Recognize and utilize temporary sadness as a problem-solving emotion. Sadness can increase attention to detail, perseverance, generosity, gratitude, and creativity, prompting you to think about next steps.
Find a cause you care about and a way to help others, using your sadness journey to develop empathy and purpose. This transforms suffering into something useful, aiding acceptance and helping you be sad ‘well’.
Engage in acts of service or help others, especially when you are feeling sad. Doing good for others makes you feel better and provides a useful outlet for sadness.
Learn to tolerate discomfort and pain, rather than avoiding it from an early age. Avoiding discomfort from childhood prevents building resilience and the ability to handle difficult parts of life.
Permit yourself to cry when feeling sad. Crying lowers cortisol levels, soothes you, and expresses emotion, which has value.

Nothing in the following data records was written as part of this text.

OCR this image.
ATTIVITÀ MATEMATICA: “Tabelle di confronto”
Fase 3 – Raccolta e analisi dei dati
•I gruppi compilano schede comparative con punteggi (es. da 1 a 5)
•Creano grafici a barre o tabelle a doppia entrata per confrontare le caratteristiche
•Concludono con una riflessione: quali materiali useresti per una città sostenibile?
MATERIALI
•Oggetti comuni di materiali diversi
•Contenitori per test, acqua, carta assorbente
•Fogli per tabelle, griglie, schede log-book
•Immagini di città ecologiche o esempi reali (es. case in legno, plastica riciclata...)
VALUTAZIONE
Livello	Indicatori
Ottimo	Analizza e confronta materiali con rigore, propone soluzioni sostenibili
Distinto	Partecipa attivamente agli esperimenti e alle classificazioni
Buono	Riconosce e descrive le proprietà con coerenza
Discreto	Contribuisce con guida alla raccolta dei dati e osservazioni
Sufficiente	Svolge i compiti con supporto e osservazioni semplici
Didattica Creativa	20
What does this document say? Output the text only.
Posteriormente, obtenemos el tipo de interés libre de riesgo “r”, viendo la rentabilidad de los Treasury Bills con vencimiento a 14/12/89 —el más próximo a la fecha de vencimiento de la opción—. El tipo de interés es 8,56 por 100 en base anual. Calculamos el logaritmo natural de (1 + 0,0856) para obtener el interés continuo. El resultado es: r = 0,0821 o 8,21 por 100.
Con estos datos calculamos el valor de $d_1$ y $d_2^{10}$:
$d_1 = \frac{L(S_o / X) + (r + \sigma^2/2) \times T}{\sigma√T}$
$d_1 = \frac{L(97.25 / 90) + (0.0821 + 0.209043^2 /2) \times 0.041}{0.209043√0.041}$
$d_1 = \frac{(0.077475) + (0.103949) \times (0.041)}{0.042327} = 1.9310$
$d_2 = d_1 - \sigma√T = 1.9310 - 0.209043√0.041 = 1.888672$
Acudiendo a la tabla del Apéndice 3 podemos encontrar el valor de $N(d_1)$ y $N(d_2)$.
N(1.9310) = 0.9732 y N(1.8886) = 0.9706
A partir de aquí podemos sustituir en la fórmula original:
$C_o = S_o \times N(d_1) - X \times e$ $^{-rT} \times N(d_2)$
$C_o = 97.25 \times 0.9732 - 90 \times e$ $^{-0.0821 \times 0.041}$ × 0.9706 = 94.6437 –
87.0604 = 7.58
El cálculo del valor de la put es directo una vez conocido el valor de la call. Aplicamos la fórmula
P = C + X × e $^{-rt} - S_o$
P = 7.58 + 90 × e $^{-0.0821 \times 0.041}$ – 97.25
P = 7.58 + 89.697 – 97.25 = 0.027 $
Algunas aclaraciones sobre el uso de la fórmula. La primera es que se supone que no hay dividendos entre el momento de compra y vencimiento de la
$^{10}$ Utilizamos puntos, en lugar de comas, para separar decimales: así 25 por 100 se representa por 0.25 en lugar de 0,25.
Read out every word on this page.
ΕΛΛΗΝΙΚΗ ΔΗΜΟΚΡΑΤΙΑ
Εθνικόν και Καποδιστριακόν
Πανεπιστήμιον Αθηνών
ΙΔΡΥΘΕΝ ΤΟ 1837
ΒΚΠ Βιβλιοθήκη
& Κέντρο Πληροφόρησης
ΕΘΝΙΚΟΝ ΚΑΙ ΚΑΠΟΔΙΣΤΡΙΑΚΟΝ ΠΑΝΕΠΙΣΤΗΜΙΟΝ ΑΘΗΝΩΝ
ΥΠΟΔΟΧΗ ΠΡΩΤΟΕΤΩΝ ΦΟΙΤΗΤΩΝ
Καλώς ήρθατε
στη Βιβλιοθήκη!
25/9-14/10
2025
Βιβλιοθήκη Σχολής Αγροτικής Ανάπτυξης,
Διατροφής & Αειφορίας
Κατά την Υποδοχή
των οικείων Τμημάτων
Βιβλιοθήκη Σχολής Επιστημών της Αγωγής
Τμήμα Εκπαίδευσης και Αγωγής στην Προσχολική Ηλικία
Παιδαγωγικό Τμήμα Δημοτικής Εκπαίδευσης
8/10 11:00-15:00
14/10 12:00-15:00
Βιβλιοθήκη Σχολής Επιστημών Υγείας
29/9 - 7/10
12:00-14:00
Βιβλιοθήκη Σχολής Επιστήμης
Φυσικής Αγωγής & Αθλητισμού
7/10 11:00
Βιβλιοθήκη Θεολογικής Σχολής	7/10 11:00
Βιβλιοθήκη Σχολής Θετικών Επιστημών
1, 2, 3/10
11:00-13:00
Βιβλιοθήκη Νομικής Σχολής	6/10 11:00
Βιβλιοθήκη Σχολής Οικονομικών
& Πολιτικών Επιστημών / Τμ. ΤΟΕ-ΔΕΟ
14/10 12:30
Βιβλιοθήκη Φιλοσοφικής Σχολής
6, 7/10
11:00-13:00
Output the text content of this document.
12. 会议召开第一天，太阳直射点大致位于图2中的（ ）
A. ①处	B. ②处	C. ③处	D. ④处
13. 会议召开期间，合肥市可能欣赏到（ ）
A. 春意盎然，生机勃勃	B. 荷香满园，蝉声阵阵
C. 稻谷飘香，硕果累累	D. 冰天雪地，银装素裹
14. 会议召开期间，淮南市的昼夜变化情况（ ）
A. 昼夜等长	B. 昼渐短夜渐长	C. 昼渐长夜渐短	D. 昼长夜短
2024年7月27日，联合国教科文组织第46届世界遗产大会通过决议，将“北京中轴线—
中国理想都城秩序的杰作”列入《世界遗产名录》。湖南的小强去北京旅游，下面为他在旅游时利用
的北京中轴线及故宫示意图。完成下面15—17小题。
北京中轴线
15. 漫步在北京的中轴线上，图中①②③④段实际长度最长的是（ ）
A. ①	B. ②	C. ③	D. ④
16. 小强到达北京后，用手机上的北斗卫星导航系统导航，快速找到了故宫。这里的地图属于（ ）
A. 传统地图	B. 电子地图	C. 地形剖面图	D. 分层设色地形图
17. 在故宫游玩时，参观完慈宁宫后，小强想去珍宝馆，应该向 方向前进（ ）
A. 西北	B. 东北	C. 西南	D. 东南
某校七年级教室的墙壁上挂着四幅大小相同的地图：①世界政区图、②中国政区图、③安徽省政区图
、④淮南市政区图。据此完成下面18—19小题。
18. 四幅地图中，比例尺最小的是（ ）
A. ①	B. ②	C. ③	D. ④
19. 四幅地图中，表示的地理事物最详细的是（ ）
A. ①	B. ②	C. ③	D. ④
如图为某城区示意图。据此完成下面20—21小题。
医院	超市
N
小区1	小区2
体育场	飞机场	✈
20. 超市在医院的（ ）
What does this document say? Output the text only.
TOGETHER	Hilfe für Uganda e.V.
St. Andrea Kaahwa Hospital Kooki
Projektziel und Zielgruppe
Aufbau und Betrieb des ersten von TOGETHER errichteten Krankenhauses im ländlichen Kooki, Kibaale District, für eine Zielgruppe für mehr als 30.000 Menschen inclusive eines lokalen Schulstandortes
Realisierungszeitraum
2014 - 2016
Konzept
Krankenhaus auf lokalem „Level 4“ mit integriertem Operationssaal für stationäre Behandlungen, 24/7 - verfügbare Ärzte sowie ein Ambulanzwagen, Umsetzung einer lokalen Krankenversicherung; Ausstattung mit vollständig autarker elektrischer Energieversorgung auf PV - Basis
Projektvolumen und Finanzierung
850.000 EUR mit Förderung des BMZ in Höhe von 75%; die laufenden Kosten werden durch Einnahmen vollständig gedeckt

Engage with music or books as companions when feeling sad. They can help you feel less alone without minimizing, ignoring, or numbing the sadness.
Broaden your perspective on sadness by understanding different cultural and historical approaches to it. This helps challenge ingrained beliefs about sadness and realize that your socialization isn’t the only way to view it.
Use films, music, or other cultural ‘vitamins’ as tools for emotional arousal and release, especially when on the verge of crying. This allows for a cathartic experience and provides a companion in sadness.
Do not engage in excessive drinking. Excessive drinking does not help with achieving acceptance or dealing with sadness.
Pay attention to when you feel sad and notice if you are using hyper-busyness to block out those feelings. This awareness helps identify and stop counterproductive avoidance strategies.
If you recognize that you are feeling particularly avoidant, commit to gently sitting with your feelings for a few minutes. This helps you process emotions rather than avoiding them.
Allow children to engage in risky play and play in nature (e.g., climbing trees, minor falls). This helps build resilience and reduces psychiatric problems in later life.